Each type of trigger scales a bit differently and the most likely cause is that your requests just weren't a high enough load for the scale controller to start spinning up instances. The HTTP scaling is far more aggressive than other types, so taking a bit more to get it started helps prevent it from scaling up too many instances from short traffic spikes. The history is also going to play a factor. You'll see in the results I repeated one of the tests and while the response time was around the same, the scale controller kicked in to add additional instances so future requests would be quicker to respond.
To test this hypothesis, I used your provided host.json file and created a function that let me control externally how long it would take to run the function.
[FunctionName("SlowFunction")]
public static async Task<IActionResult> Run(
[HttpTrigger(AuthorizationLevel.Function, "get", "post", Route = null)] HttpRequest req,
ILogger log)
{
log.LogInformation("C# HTTP trigger function processed a request.");
var time = int.Parse(req.Query["sleeptime"]);
Thread.Sleep(time);
return new OkResult();
}
I then created a logic app that ran a series of HTTP requests in parallel by using a foreach loop. For a couple of these I adjusted the concurrency so it would run in batches. It is by no means meant to be an exact measurement of how the scale controller works, but to give you an idea of what is going on between the scenes.

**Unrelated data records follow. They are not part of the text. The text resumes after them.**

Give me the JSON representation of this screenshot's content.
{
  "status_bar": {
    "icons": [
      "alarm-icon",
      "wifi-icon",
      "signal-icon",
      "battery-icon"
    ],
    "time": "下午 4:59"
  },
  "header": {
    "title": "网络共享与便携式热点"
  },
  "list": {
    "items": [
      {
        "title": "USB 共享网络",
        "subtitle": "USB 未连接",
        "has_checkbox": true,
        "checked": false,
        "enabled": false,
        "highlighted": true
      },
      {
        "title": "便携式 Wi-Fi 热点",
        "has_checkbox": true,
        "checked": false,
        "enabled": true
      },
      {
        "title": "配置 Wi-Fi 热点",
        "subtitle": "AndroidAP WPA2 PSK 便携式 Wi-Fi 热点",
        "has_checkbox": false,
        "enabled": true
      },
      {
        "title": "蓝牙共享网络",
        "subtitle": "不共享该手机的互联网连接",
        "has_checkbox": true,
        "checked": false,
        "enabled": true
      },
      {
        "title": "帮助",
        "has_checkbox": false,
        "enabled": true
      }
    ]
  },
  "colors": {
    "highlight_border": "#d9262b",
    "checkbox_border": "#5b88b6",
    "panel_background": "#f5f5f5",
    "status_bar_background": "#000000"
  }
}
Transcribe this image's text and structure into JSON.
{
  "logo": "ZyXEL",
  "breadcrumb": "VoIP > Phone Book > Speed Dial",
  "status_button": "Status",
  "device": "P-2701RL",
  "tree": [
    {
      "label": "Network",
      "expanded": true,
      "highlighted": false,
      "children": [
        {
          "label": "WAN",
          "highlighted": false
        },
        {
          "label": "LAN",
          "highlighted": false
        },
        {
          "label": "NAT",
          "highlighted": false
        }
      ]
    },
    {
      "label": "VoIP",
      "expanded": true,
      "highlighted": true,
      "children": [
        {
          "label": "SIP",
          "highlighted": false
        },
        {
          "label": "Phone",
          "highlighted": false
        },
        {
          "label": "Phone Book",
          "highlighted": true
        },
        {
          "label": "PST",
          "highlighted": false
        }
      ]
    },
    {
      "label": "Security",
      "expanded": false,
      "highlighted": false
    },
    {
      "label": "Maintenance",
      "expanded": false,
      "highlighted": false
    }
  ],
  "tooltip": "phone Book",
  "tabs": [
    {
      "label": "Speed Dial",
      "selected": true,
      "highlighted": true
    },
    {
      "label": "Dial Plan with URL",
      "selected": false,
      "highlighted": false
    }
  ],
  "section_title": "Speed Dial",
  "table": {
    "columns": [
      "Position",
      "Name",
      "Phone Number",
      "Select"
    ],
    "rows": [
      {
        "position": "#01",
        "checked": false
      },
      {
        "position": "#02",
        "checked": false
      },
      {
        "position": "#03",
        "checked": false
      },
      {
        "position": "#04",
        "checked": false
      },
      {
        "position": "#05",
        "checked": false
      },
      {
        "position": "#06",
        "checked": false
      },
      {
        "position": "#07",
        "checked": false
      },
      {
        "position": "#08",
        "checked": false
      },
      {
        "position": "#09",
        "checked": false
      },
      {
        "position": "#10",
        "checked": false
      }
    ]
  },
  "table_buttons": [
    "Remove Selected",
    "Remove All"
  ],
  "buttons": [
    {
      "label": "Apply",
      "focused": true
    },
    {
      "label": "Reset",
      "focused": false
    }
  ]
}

Since history is a factor, I ran this series twice, deleting and recreating the Functions app in between and got similar results each time.
The process for each:
- Edit the Logic App variables and concurrency.
- Completely stop and start the Functions app so it goes back to a single instance.
- Send a warm-up ping to the app so that startup time is not a factor in total request time.
- Run the Logic App to send the configured requests.
- Record the total runtime from the Logic App and the number of active servers at the end of the test via App Insights live metrics.
Here are the results. As you can see, the first couple tests did not create any additional instances, but after that the total jumped quickly. Because of warm up time, the total time it took to run the requests didn't reflect the benefits of the additional VMs, but a steady stream of traffic would have better results over time.